The new system has been running fine since yesterday
Only issue with this MB is the USB 2.0 ports are not working under Linux but all USB 3.0 ports are working fine. Under Windows 10 it appears everything works fine, including all the USB 2.0 ports (tested with a Windows PE live USB).
And yep, the most recent BIOS update is from April 2015..

 

FreeBSD were apparently told end-December.

I do hope some of these decisions will be challenged in court. While I get the issue of minimising leak probability, the decision to keep open source to the end is a form of unfair trade practices.
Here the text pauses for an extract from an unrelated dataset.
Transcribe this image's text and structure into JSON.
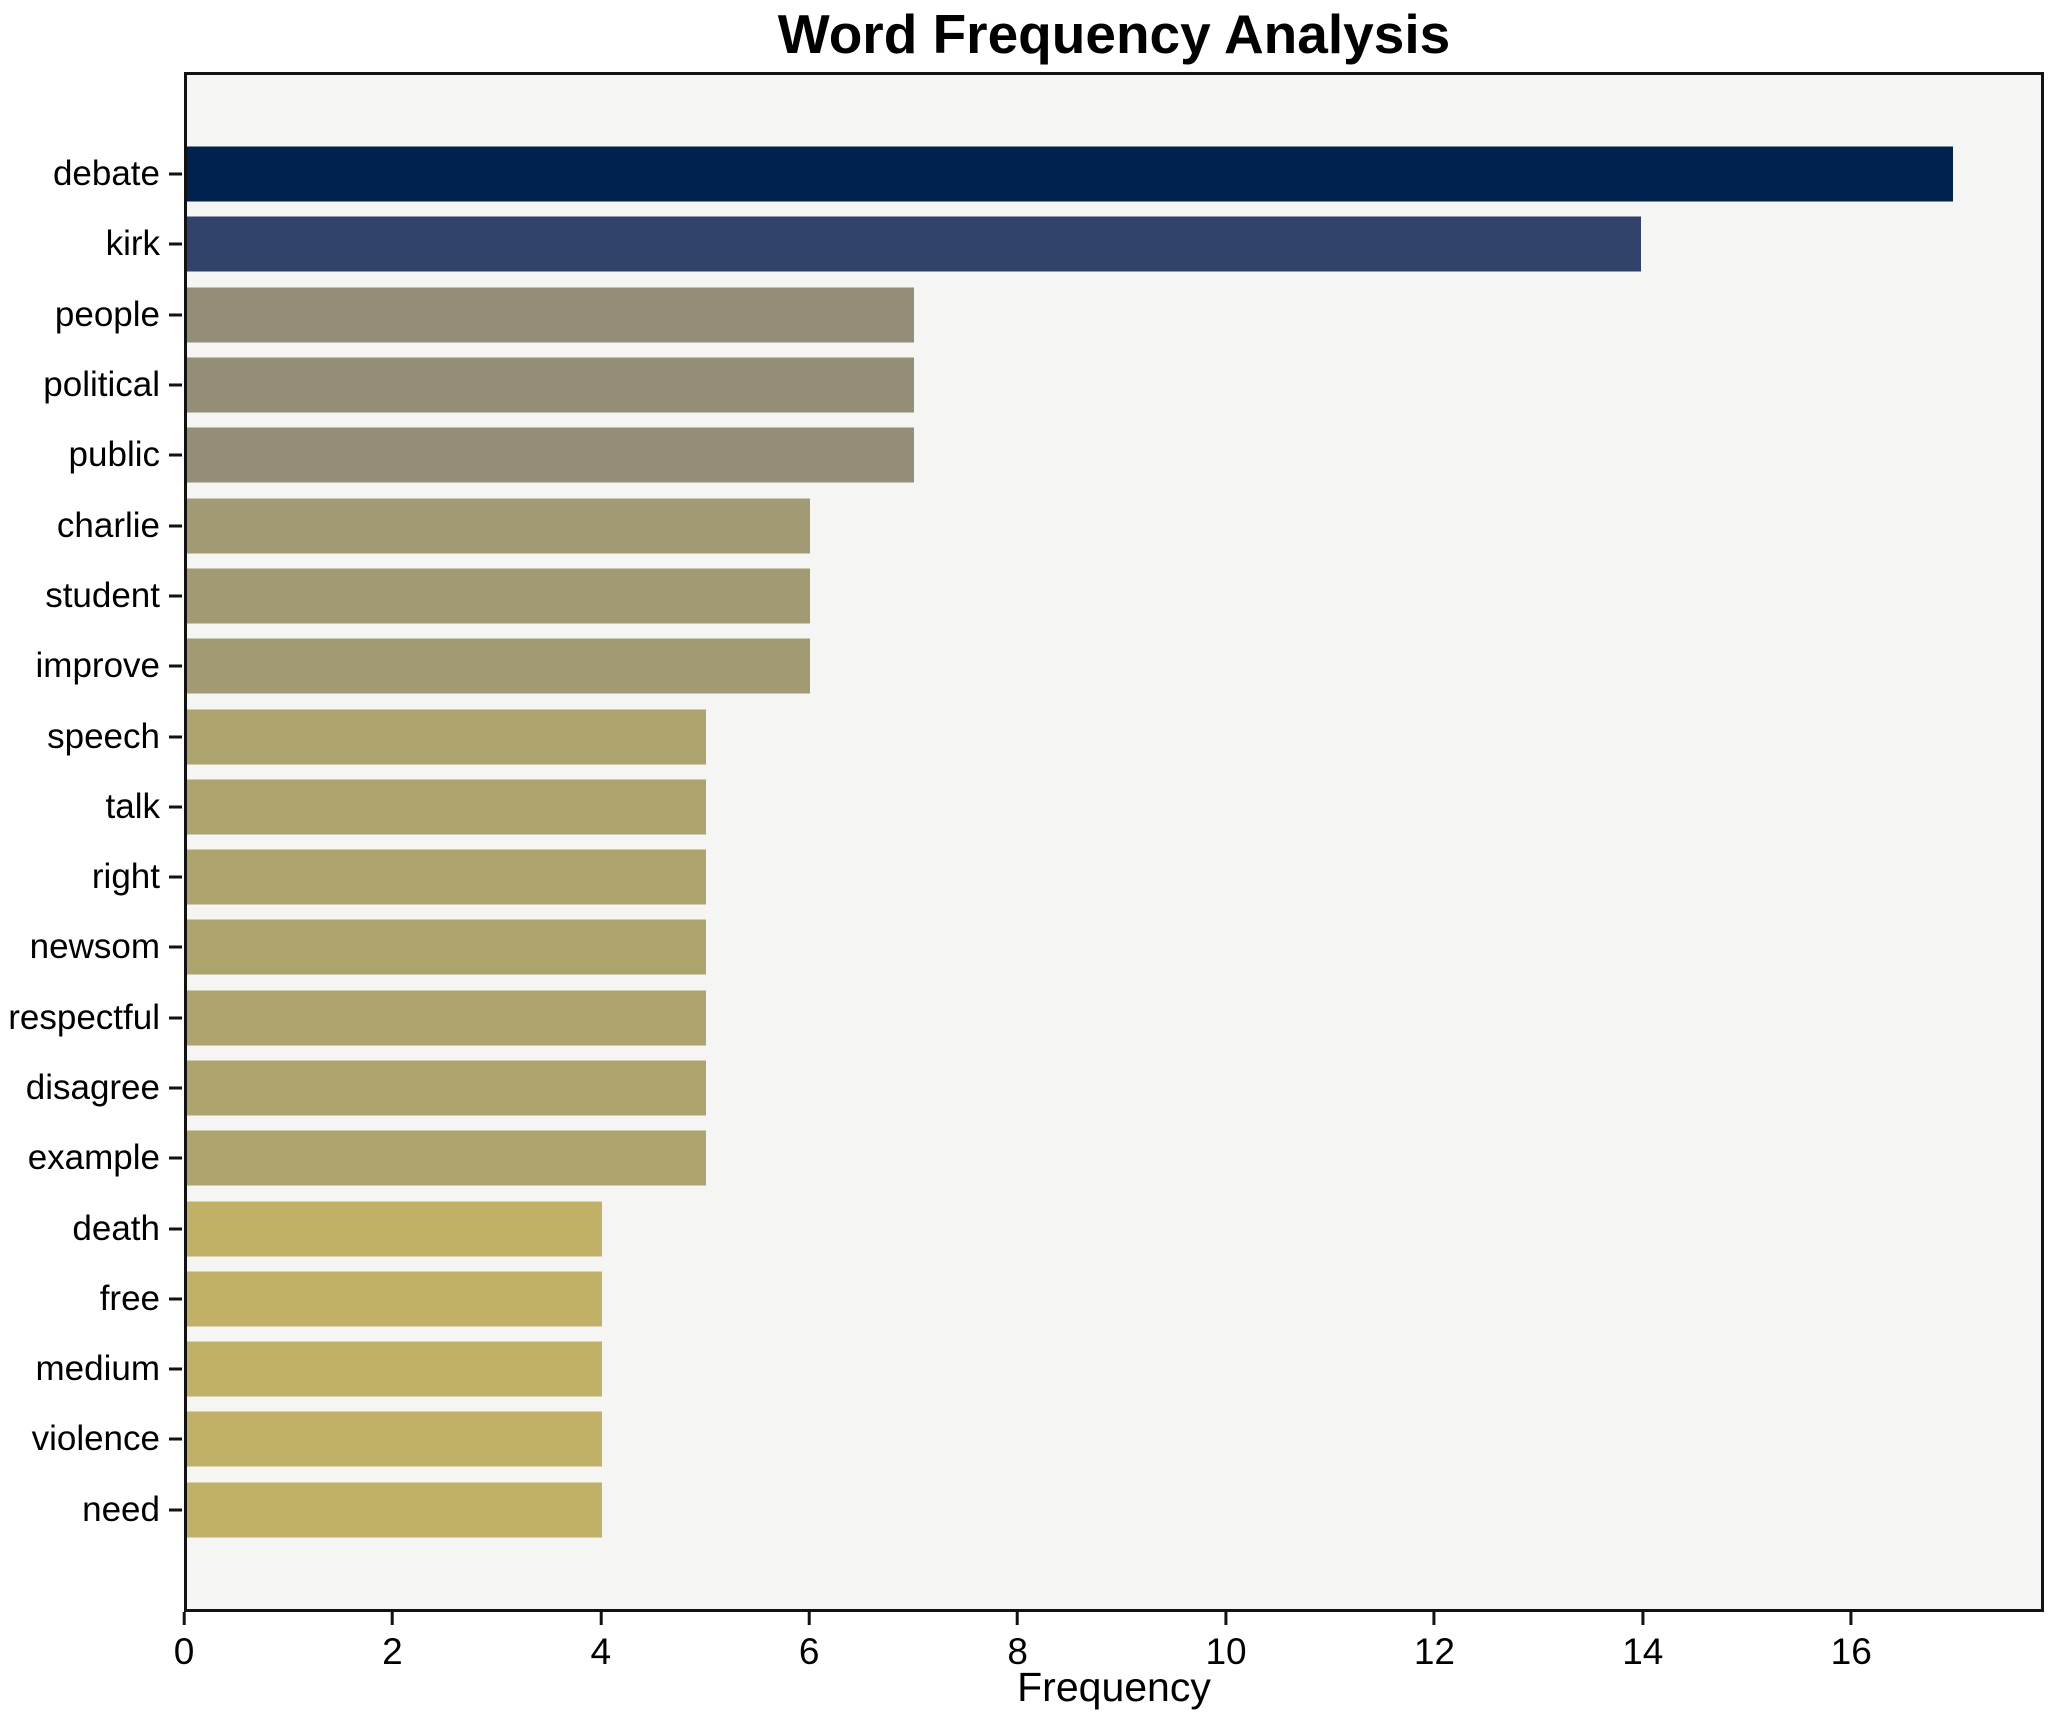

As pointed out, these fixes are incredibly tricky things to implement properly, and the cure may sometimes be worse than the disease - not that it's even a cure.

 

http://www.securityweek.com/qualcomm-working-mitigations-spectre-meltdown

 

https://threatpost.com/experts-weigh-in-on-spectre-patch-challenges/129337/

 

Here are my results before the patch:

https://www.3dmark.com/pcm8/24477610

and after the patch:

https://www.3dmark.com/pcm8/24484079

Not so bad but I am gonna run the test again once I install the microcode provided by Intel.

Also after installing the patch KB4056898 I have a strange problem...the language bar is opened in the upper left side of the screen on every restart and I should minimize it manually.

I didn't notice any unusual behavior other than that.

Regards,
Georgi

 

"Nvidia’s latest GPU drivers includes a Spectre fix..."

http://www.pcgamer.com/nvidias-latest-gpu-drivers-includes-a-spectre-fix-and-fortnite-optimizations/

 

Source: https://twitter.com/wdormann/status/950486460683182082
Article: https://doublepulsar.com/important-...-fixes-antivirus-vendors-and-you-a852ba0292ec

Oh my...

 

Clarified is:

So until you manually add these:

And do this:

The patches are not enabled.

 

Does Windows Defender count as an AV?

 

I am "holding my tongue" on that one ..............

Of interest would be if the AV vendor registry key was set on builds where WD is running in realtime?

 

The patch installed on my machine that was running WD.